I’ve had a query that has been running fine for about 2 years. The database table has about 50 million rows, and is growing slowly. This last week one of my queries went from returning almost instantly to taking hours to run.
Rank.objects.filter(site=Site.objects.get(profile__client=client, profile__is_active=False)).latest('id')
I have narrowed the slow query down to the Rank model. It seems to have something to do with using the latest() method. If I just ask for a queryset, it returns an empty queryset right away.
#count returns 0 and is fast
Rank.objects.filter(site=Site.objects.get(profile__client=client, profile__is_active=False)).count() == 0
Rank.objects.filter(site=Site.objects.get(profile__client=client, profile__is_active=False)) == [] #also very fast
Here are the results of running EXPLAIN. http://explain.depesz.com/s/wPh
And EXPLAIN ANALYZE: http://explain.depesz.com/s/ggi
I tried vacuuming the table, no change. There is already an index on the “site” field (ForeignKey).
Strangely, if I run this same query for another client that already has Rank objects associated with her account, then the query returns very quickly once again. So it seems that this is only a problem when their are no Rank objects for that client.
Any ideas?
Versions:
Postgres 9.1,
Django 1.4 svn trunk rev 17047
Well, you’ve not shown the actual SQL, so that makes it difficult to be sure. But, the explain output suggests it thinks the quickest way to find a match is by scanning an index on “id” backwards until it finds the client in question.
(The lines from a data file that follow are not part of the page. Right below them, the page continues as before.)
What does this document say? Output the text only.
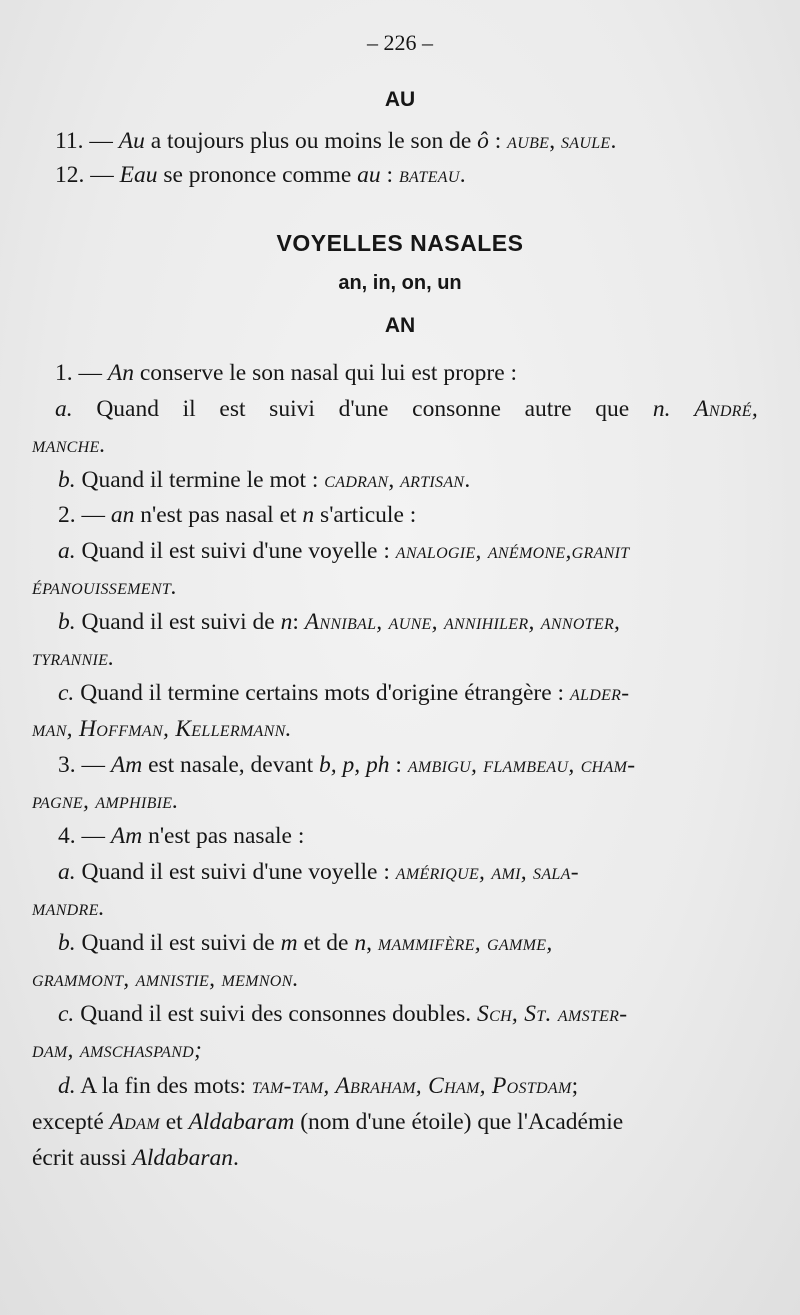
– 226 –
AU
11. — Au a toujours plus ou moins le son de ô : aube, saule.
12. — Eau se prononce comme au : bateau.
VOYELLES NASALES
an, in, on, un
AN
1. — An conserve le son nasal qui lui est propre :
a. Quand il est suivi d'une consonne autre que n. André,
manche.
b. Quand il termine le mot : cadran, artisan.
2. — an n'est pas nasal et n s'articule :
a. Quand il est suivi d'une voyelle : analogie, anémone,granit
épanouissement.
b. Quand il est suivi de n: Annibal, aune, annihiler, annoter,
tyrannie.
c. Quand il termine certains mots d'origine étrangère : alder-
man, Hoffman, Kellermann.
3. — Am est nasale, devant b, p, ph : ambigu, flambeau, cham-
pagne, amphibie.
4. — Am n'est pas nasale :
a. Quand il est suivi d'une voyelle : amérique, ami, sala-
mandre.
b. Quand il est suivi de m et de n, mammifère, gamme,
grammont, amnistie, memnon.
c. Quand il est suivi des consonnes doubles. Sch, St. amster-
dam, amschaspand;
d. A la fin des mots: tam-tam, Abraham, Cham, Postdam;
excepté Adam et Aldabaram (nom d'une étoile) que l'Académie
écrit aussi Aldabaran.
Since you said it has been fast until recently, this is probably not a silly choice. However, there is always the chance that a particular client’s record will be right at the far end of this search.
So – try two things first:
http://www.postgresql.org/docs/9.1/static/planner-stats.html
If that’s still not helping, then consider an index on (client,id), and drop the index on id (if not needed elsewhere). That should give you lightning fast answers.